The Liberal Democrats - who led the campaign for existing convictions to be quashed - heralded the announcement as a “momentous day”.

But speaking to PoliticsHome, Mr Nicolson accused the Government of playing "games" and said the new law "prioritised the dead over the living".

He said: "I really don’t this kind of parliamentary trickery pokery impresses the voters. I was being consistent that I wanted this to be a non-party political issue and I’ve been delighted by the support I’ve got from all parties across the Commons, so I think the Government should do what it said it would do and support my bill."

Mr Nicolson, the MP for east Dunbartonshire, also said attaching the changes onto another piece of legislation gave the impression it was an "afterthought".

“They promised me no tricks and no games, it seems to me a bit of an odd decision that they’ve taken," he said.

"In particular tacking it onto the policing bill, it seems like a bit of odd decision for such an important legislation, it seems like rather of an afterthought.”

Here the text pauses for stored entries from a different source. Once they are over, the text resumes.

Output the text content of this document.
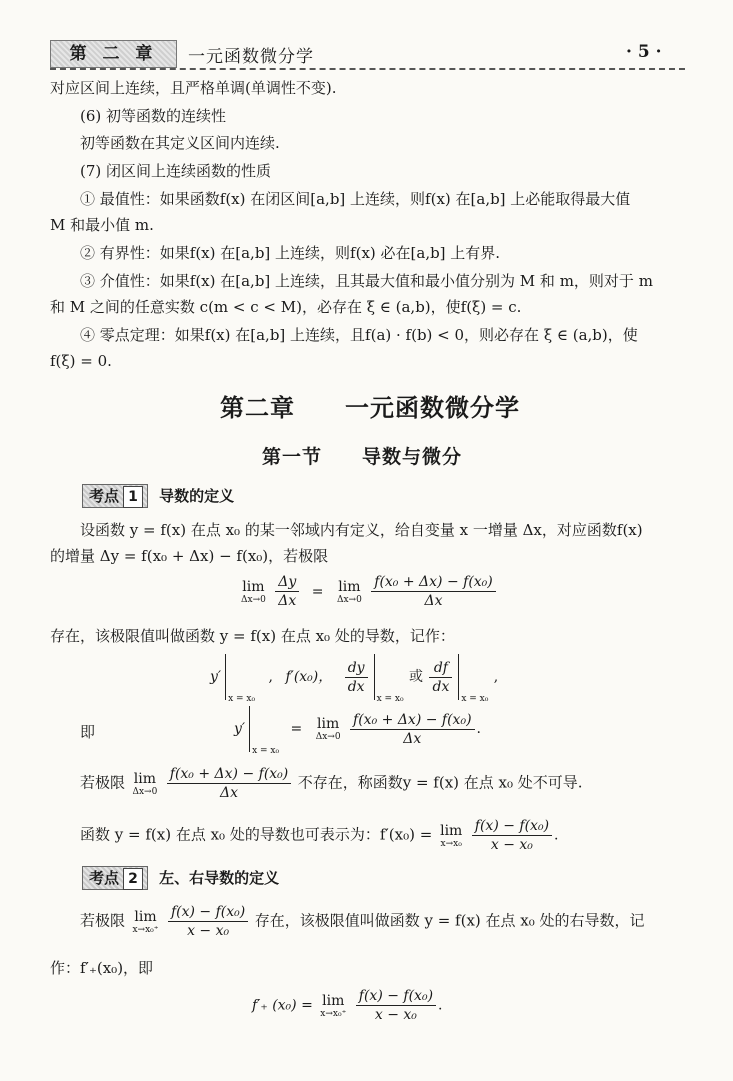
第 二 章	一元函数微分学	· 5 ·
对应区间上连续，且严格单调(单调性不变).
(6) 初等函数的连续性
初等函数在其定义区间内连续.
(7) 闭区间上连续函数的性质
① 最值性：如果函数f(x) 在闭区间[a,b] 上连续，则f(x) 在[a,b] 上必能取得最大值
M 和最小值 m.
② 有界性：如果f(x) 在[a,b] 上连续，则f(x) 必在[a,b] 上有界.
③ 介值性：如果f(x) 在[a,b] 上连续，且其最大值和最小值分别为 M 和 m，则对于 m
和 M 之间的任意实数 c(m < c < M)，必存在 ξ ∈ (a,b)，使f(ξ) = c.
④ 零点定理：如果f(x) 在[a,b] 上连续，且f(a) · f(b) < 0，则必存在 ξ ∈ (a,b)，使
f(ξ) = 0.
第二章　　一元函数微分学
第一节　　导数与微分
考点 1 导数的定义
设函数 y = f(x) 在点 x₀ 的某一邻域内有定义，给自变量 x 一增量 Δx，对应函数f(x)
的增量 Δy = f(x₀ + Δx) − f(x₀)，若极限
lim
Δx→0
$\frac{\Delta y}{\Delta x} = \lim$
Δx→0
$\frac{\text{f(x₀ + Δx) − f(x₀)}}{\Delta x}$
存在，该极限值叫做函数 y = f(x) 在点 x₀ 处的导数，记作：
y′
x = x₀
, f′(x₀)， $\frac{dy}{dx}$
x = x₀
或 $\frac{df}{dx}$
x = x₀
,
即	y′
x = x₀
= lim
Δx→0
$\frac{\text{f(x₀ + Δx) − f(x₀)}}{\Delta x}$ .
若极限 lim
Δx→0
$\frac{\text{f(x₀ + Δx) − f(x₀)}}{\Delta x}$ 不存在，称函数y = f(x) 在点 x₀ 处不可导.
函数 y = f(x) 在点 x₀ 处的导数也可表示为：f′(x₀) = lim
x→x₀
$\frac{\text{f(x) − f(x₀)}}{\text{x − x₀}}$ .
考点 2 左、右导数的定义
若极限 lim
x→x₀⁺
$\frac{\text{f(x) − f(x₀)}}{\text{x − x₀}}$ 存在，该极限值叫做函数 y = f(x) 在点 x₀ 处的右导数，记
作：f′₊(x₀)，即
f′₊ (x₀) = lim
x→x₀⁺
$\frac{\text{f(x) − f(x₀)}}{\text{x − x₀}}$ .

He added: "I think it’s great to give posthumous pardons and of course that will comfort relatives, but I think it is much more important to bring comfort to the living so it seems to prioritise the dead over the living.

"What I want to do is to focus on the living and to give a sense of closure to often quite elderly men who have spent their whole lives living with a conviction which was quite improper for our perspective."

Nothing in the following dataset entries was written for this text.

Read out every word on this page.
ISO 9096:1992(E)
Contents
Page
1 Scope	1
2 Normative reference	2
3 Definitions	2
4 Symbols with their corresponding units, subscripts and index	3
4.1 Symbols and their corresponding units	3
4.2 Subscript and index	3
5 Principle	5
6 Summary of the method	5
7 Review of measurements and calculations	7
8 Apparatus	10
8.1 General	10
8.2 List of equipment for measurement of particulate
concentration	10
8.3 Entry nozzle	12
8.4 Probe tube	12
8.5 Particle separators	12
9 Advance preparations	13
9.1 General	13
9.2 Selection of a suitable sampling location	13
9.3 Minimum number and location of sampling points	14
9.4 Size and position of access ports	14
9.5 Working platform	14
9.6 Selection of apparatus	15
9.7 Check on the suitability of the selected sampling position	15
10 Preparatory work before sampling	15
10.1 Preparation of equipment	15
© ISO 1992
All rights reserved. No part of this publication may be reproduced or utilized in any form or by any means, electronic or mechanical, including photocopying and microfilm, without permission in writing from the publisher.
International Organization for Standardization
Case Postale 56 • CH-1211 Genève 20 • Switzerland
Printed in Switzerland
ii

The new measures follow a government pledge to amend the law after World War Two code-breaker Alan Turing was pardoned in 2013.

Explaining the Government decision, Mr Gyimah said: "A blanket pardon, without the detailed investigations carried out by the Home Office under the disregard process, could see people guilty of an offence which is still a crime today claiming to be pardoned.

"This would cause an extraordinary and unnecessary amount of distress to victims and for this reason the Government cannot support the private Mmembers’ bill. Our way forward will be both faster and fairer."